The Osaka-based company said Friday it is donating about 20 million yen ($174,000) to the Polish Red Cross, in support of those who evacuated from Ukraine, and to Peace Winds Japan, an NGO that gives aid to Ukraine.

“We hope that the world will return to peace and security as soon as possible,” the company said in a statement expressing condolences for the victims.

Panasonic makes household gadgets that are exported around the world. Panasonic also has research and energy businesses.

MOSCOW — The Russian parliament has passed a bill introducing sentences of up to 15 years in prison for intentionally spreading “fake” information about military action.

Russian state news agencies reported Friday the passing of the bill in the third and final reading.

The development came amid a crackdown by Russian authorities on independent media and criticism of last week's invasion of Ukraine.

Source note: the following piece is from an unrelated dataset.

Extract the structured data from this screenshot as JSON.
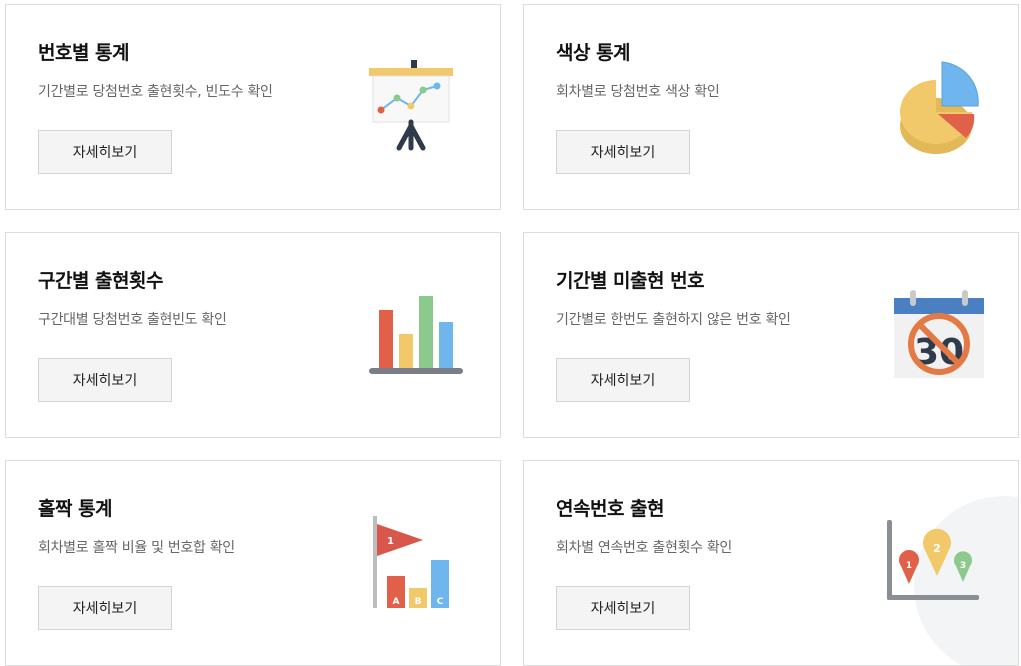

The bill now heads to the upper house of parliament, whose approval is expected to be a formality, before President Vladimir Putin can sign it into law.

Duma Speaker Vyacheslav Volodin says it may enter into force as early as Saturday.

Spreading what Russian authorities deem to be false information is punishable by up to three years in prison, or 15 years if it is deemed to have “severe consequences.” The bill also bans calling for sanctions to be implemented against Russia.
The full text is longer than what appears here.